List item: Buy Yourself Something Impractical

After the holidays, we returned and bought our mutual Christmas gift, mounted it in the bed of my truck and drove the hour+ back home on a particularly windy day. I was white-knuckled the entire drive. Other vehicles, on the other hand, were taking great delight in the scene they were witnessing- a giant white chicken in the back of a cartoon blue pick-up. We saw lots of cell phone cameras pointed in our direction.

Once home, it was a matter of carrying our new friend down the hill and letting it rest while I figured-out what to do about mounting it. As is the way of my people, it was over engineered. I started by measuring the length and width of the feet to determine how big the platform should be, then we removed a few agaves to make room in the determined location. The required platform was large. 56″x40″.

I dug out a place to make level and began building a form for pouring cement.

I also built a template onto which I’d install the required anchor bolts, but could only find 1/2″x10″ sold at the Home Depot. This meant boring out the bolt-downs attached to the chicken’s feet/metal skeleton and creating special pits for the anchor bolt to be encased in cement deeper than the form (since the platform was 6″ and the anchor bolts were 10″). Finally, to avoid shear and the possibility of the heavy platform sliding down the hill, I installed a couple 8″ in diameter by 30″ deep caissons using sonotubes. To prevent possible cracking/breaking, I then created rebar forms out of some I had leftover from a different project. Finally a use for that rebar bender! It was a little tricky getting the rebar to avoid blocking the irregularly spaced anchor pits.

The form was straightforward enough. I used a laminated piece of pressboard I had leftover from a shelving unit in our garage. Figured that would create a nice, smooth face. For the corners, I wanted to round them, so I attached some thick plastic we had from a halloween costume to some old gallon paint cans, then filled the gap between the form and the can with spray insulation foam.
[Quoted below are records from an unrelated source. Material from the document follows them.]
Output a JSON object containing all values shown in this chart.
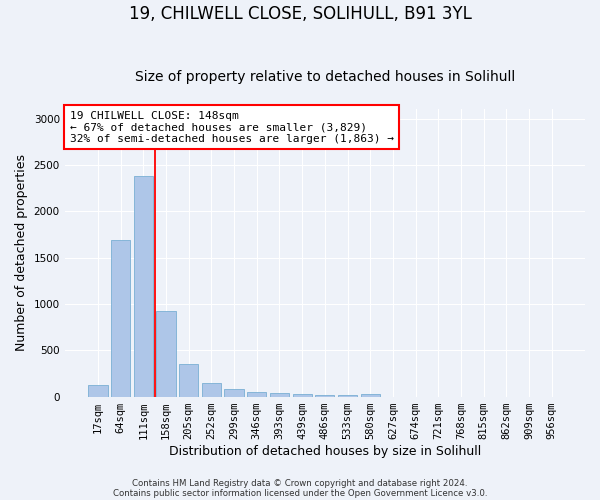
{
  "title1": "19, CHILWELL CLOSE, SOLIHULL, B91 3YL",
  "title2": "Size of property relative to detached houses in Solihull",
  "xlabel": "Distribution of detached houses by size in Solihull",
  "ylabel": "Number of detached properties",
  "footnote1": "Contains HM Land Registry data © Crown copyright and database right 2024.",
  "footnote2": "Contains public sector information licensed under the Open Government Licence v3.0.",
  "bar_labels": [
    "17sqm",
    "64sqm",
    "111sqm",
    "158sqm",
    "205sqm",
    "252sqm",
    "299sqm",
    "346sqm",
    "393sqm",
    "439sqm",
    "486sqm",
    "533sqm",
    "580sqm",
    "627sqm",
    "674sqm",
    "721sqm",
    "768sqm",
    "815sqm",
    "862sqm",
    "909sqm",
    "956sqm"
  ],
  "bar_values": [
    130,
    1690,
    2380,
    920,
    350,
    145,
    80,
    52,
    38,
    28,
    20,
    15,
    28,
    0,
    0,
    0,
    0,
    0,
    0,
    0,
    0
  ],
  "bar_color": "#aec6e8",
  "bar_edge_color": "#7aafd4",
  "vline_color": "red",
  "vline_x_index": 2.5,
  "annotation_text": "19 CHILWELL CLOSE: 148sqm\n← 67% of detached houses are smaller (3,829)\n32% of semi-detached houses are larger (1,863) →",
  "annotation_box_color": "white",
  "annotation_box_edge_color": "red",
  "ylim": [
    0,
    3100
  ],
  "background_color": "#eef2f9",
  "grid_color": "white",
  "title1_fontsize": 12,
  "title2_fontsize": 10,
  "tick_fontsize": 7.5,
  "ylabel_fontsize": 9,
  "xlabel_fontsize": 9,
  "annotation_fontsize": 8
}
Once it dried, I removed the paint cans and left the plastic as the inside edge of the form. This would have worked well, but something about the cement mix made the plastic curl a bit during the pour and resulted in weird divots in the final cement platform. I need to live with it and shut-up about it or go fill these in someday.

Finally I was ready to pour the cement. I had calculated I’d need a tad less than 22 (60lb) bags of concrete mix. Just before getting the pour started, while preparing the bags in location to be near the mini-mixer, I discovered 5 bags had gotten wet and were now useless. I had *just* enough to meet the calculations with what I had. But no more. Out of desperation, I lined some of the bottom of the form with chunks of previously-hardened concrete from the bad bags. That would decrease *some* volume.
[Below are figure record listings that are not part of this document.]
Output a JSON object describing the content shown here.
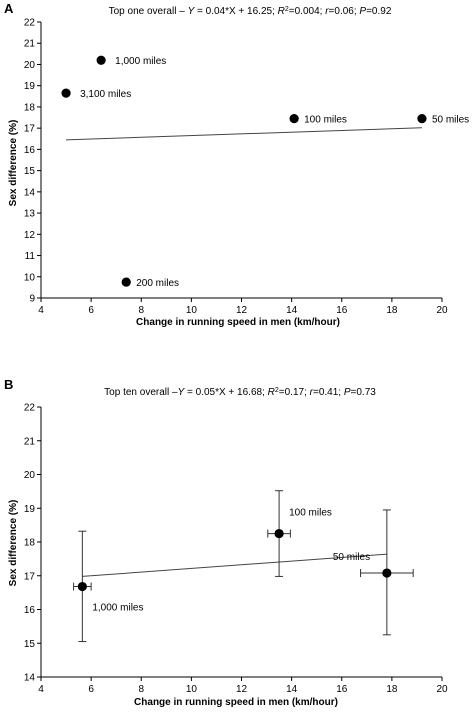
{
  "chart_data": [
    {
      "type": "scatter",
      "panel": "A",
      "title_prefix": "Top one overall – ",
      "title_eq_y": "Y",
      "title_eq": " = 0.04*X + 16.25; ",
      "title_r2_label": "R",
      "title_r2_sup": "2",
      "title_r2_val": "=0.004; ",
      "title_r_label": "r",
      "title_r_val": "=0.06; ",
      "title_p_label": "P",
      "title_p_val": "=0.92",
      "xlabel": "Change in running speed in men (km/hour)",
      "ylabel": "Sex difference (%)",
      "xlim": [
        4,
        20
      ],
      "ylim": [
        9,
        22
      ],
      "xticks": [
        4,
        6,
        8,
        10,
        12,
        14,
        16,
        18,
        20
      ],
      "yticks": [
        9,
        10,
        11,
        12,
        13,
        14,
        15,
        16,
        17,
        18,
        19,
        20,
        21,
        22
      ],
      "points": [
        {
          "label": "1,000 miles",
          "x": 6.4,
          "y": 20.2
        },
        {
          "label": "3,100 miles",
          "x": 5.0,
          "y": 18.65
        },
        {
          "label": "100 miles",
          "x": 14.1,
          "y": 17.45
        },
        {
          "label": "50 miles",
          "x": 19.2,
          "y": 17.45
        },
        {
          "label": "200 miles",
          "x": 7.4,
          "y": 9.75
        }
      ],
      "fit": {
        "slope": 0.04,
        "intercept": 16.25,
        "x_range": [
          5.0,
          19.2
        ]
      }
    },
    {
      "type": "scatter",
      "panel": "B",
      "title_prefix": "Top ten overall –",
      "title_eq_y": "Y",
      "title_eq": " = 0.05*X + 16.68; ",
      "title_r2_label": "R",
      "title_r2_sup": "2",
      "title_r2_val": "=0.17; ",
      "title_r_label": "r",
      "title_r_val": "=0.41; ",
      "title_p_label": "P",
      "title_p_val": "=0.73",
      "xlabel": "Change in running speed in men (km/hour)",
      "ylabel": "Sex difference (%)",
      "xlim": [
        4,
        20
      ],
      "ylim": [
        14,
        22
      ],
      "xticks": [
        4,
        6,
        8,
        10,
        12,
        14,
        16,
        18,
        20
      ],
      "yticks": [
        14,
        15,
        16,
        17,
        18,
        19,
        20,
        21,
        22
      ],
      "points": [
        {
          "label": "1,000 miles",
          "x": 5.65,
          "y": 16.68,
          "xerr": 0.35,
          "y_low": 15.05,
          "y_high": 18.32
        },
        {
          "label": "100 miles",
          "x": 13.5,
          "y": 18.25,
          "xerr": 0.45,
          "y_low": 16.98,
          "y_high": 19.52
        },
        {
          "label": "50 miles",
          "x": 17.8,
          "y": 17.08,
          "xerr": 1.05,
          "y_low": 15.25,
          "y_high": 18.95
        }
      ],
      "fit": {
        "x_range": [
          5.65,
          17.8
        ],
        "y_range": [
          16.98,
          17.64
        ]
      }
    }
  ]
}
As it turned-out, I had exactly the right amount. To ensure I had enough time to mix and pour the full amount, I mixed it all very wet, which decreased my ability to properly round the edges. So once it was cured and I could strip the forms, I had a little breakage along the edge- naturally right in the front edge that would be the most visible. Some time with a cement grinding wheel on my angle grinder cleaned it up for the most part.
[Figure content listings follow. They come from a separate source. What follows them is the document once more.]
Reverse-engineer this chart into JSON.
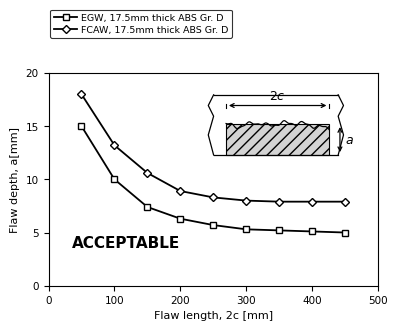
{
  "egw_x": [
    50,
    100,
    150,
    200,
    250,
    300,
    350,
    400,
    450
  ],
  "egw_y": [
    15.0,
    10.0,
    7.4,
    6.3,
    5.7,
    5.3,
    5.2,
    5.1,
    5.0
  ],
  "fcaw_x": [
    50,
    100,
    150,
    200,
    250,
    300,
    350,
    400,
    450
  ],
  "fcaw_y": [
    18.0,
    13.2,
    10.6,
    8.9,
    8.3,
    8.0,
    7.9,
    7.9,
    7.9
  ],
  "egw_label": "EGW, 17.5mm thick ABS Gr. D",
  "fcaw_label": "FCAW, 17.5mm thick ABS Gr. D",
  "xlabel": "Flaw length, 2c [mm]",
  "ylabel": "Flaw depth, a[mm]",
  "xlim": [
    0,
    500
  ],
  "ylim": [
    0.0,
    20.0
  ],
  "xticks": [
    0,
    100,
    200,
    300,
    400,
    500
  ],
  "yticks": [
    0.0,
    5.0,
    10.0,
    15.0,
    20.0
  ],
  "acceptable_text": "ACCEPTABLE",
  "line_color": "#000000",
  "bg_color": "#ffffff"
}
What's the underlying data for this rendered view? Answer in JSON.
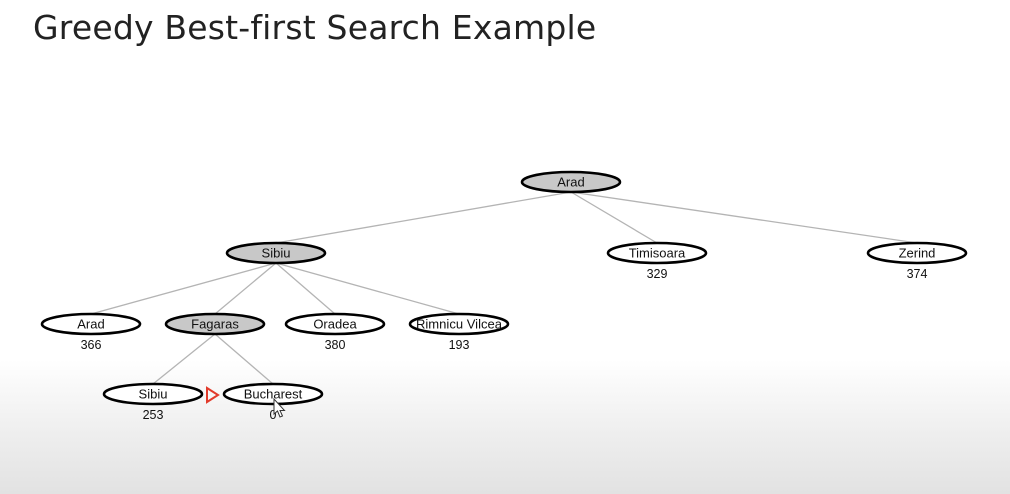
{
  "title": "Greedy Best-first Search Example",
  "colors": {
    "expanded_fill": "#c8c8c8",
    "frontier_fill": "#ffffff",
    "edge": "#b4b4b4",
    "pointer": "#e23b2b"
  },
  "tree": {
    "nodes": [
      {
        "id": "arad-root",
        "label": "Arad",
        "h": "",
        "expanded": true
      },
      {
        "id": "sibiu",
        "label": "Sibiu",
        "h": "",
        "expanded": true
      },
      {
        "id": "timisoara",
        "label": "Timisoara",
        "h": "329",
        "expanded": false
      },
      {
        "id": "zerind",
        "label": "Zerind",
        "h": "374",
        "expanded": false
      },
      {
        "id": "arad",
        "label": "Arad",
        "h": "366",
        "expanded": false
      },
      {
        "id": "fagaras",
        "label": "Fagaras",
        "h": "",
        "expanded": true
      },
      {
        "id": "oradea",
        "label": "Oradea",
        "h": "380",
        "expanded": false
      },
      {
        "id": "rimnicu-vilcea",
        "label": "Rimnicu Vilcea",
        "h": "193",
        "expanded": false
      },
      {
        "id": "sibiu-2",
        "label": "Sibiu",
        "h": "253",
        "expanded": false
      },
      {
        "id": "bucharest",
        "label": "Bucharest",
        "h": "0",
        "expanded": false
      }
    ],
    "edges": [
      [
        "arad-root",
        "sibiu"
      ],
      [
        "arad-root",
        "timisoara"
      ],
      [
        "arad-root",
        "zerind"
      ],
      [
        "sibiu",
        "arad"
      ],
      [
        "sibiu",
        "fagaras"
      ],
      [
        "sibiu",
        "oradea"
      ],
      [
        "sibiu",
        "rimnicu-vilcea"
      ],
      [
        "fagaras",
        "sibiu-2"
      ],
      [
        "fagaras",
        "bucharest"
      ]
    ]
  }
}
Once the forms were stripped and the platform prepped, Sylvia and I tipped the bird into place, bolted down the anchor bolts, and admired our new backyard centerpiece:

Difficulty: Mixed. On the one-hand, it wasn’t a big financial hardship overall. Mileage may vary. On the other hand, building the foundation was overkill and more taxing than need be.

Lessons learned:

  • Identify what brings you joy – This is in Marie Kondo territory, but there are just things that truly do spark joy. This giant chicken is one of them. I cannot look at it without smiling. It’s so… there. Beautifully out of place. Was it a financially sound decision? Of course not! It was an emotionally sound purchase, however.
  • Display your treasures – It’s pointless to get something that elicits positive vibes only to hide it away. Put it on display! If its a photo or painting, spend for a good frame, make room where you will see it, and add appropriate lighting. If it’s a giant chicken, 1,400 of cement and rebar will more than suffice.